甲状腺エコーでは、超音波装置を用いて、甲状腺の大きさや甲状腺腫瘍などを調べます。
甲状腺腫瘍では細胞診を行うことで良性か悪性かの判断が可能です。※判定不能の場合もあります。
甲状腺の主な病気
甲状腺疾患は簡単な検査(採血・エコー等)で病態が分かりますので、健康診断で甲状腺の腫れを指摘された場合などご相談ください。
バセドウ病
自己免疫疾患の一つで、免疫系が誤って甲状腺を攻撃し、過剰にホルモンを分泌することで発症します。
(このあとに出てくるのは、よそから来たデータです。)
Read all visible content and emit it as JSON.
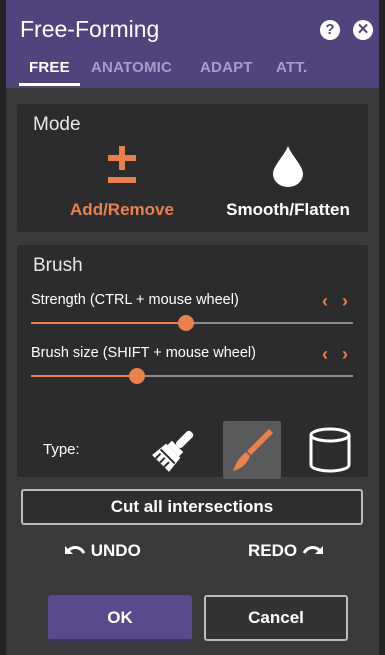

血液検査で甲状腺ホルモンのレベルを測定することで診断を行います。抗甲状腺薬によるホルモンの抑制が基本ですが、放射性ヨード治療、甲状腺を除去する手術を行う治療もあります。また、症状のコントロールのために、心拍数を減少させる薬を使用することもあります。
慢性甲状腺炎(橋本病)
免疫系が自身の甲状腺を攻撃することによって引き起こされる慢性的な炎症状態です。この結果、甲状腺機能低下の症状が現れます。血液検査で甲状腺ホルモンと甲状腺自己抗体のレベルを測定することで診断します。治療は主にホルモン補充療法を使用し、甲状腺ホルモンの不足を補います。定期的な血液検査と診察が必要です。
亜急性甲状腺炎
ウイルス感染が原因で一時的に甲状腺が炎症を起こす疾患です。主な症状は喉の痛み、発熱、疲労感、甲状腺の腫れや痛みです。これらの症状は通常数週間から数ヶ月続きます。症状や血液検査で炎症マーカーや甲状腺ホルモンレベルを確認することで診断します。治療には痛みを和らげるための鎮痛薬や抗炎症薬、症状が重い場合はステロイド薬を使用します。ほとんどの方は回復しますが、まれに甲状腺機能低下が残ることがあります。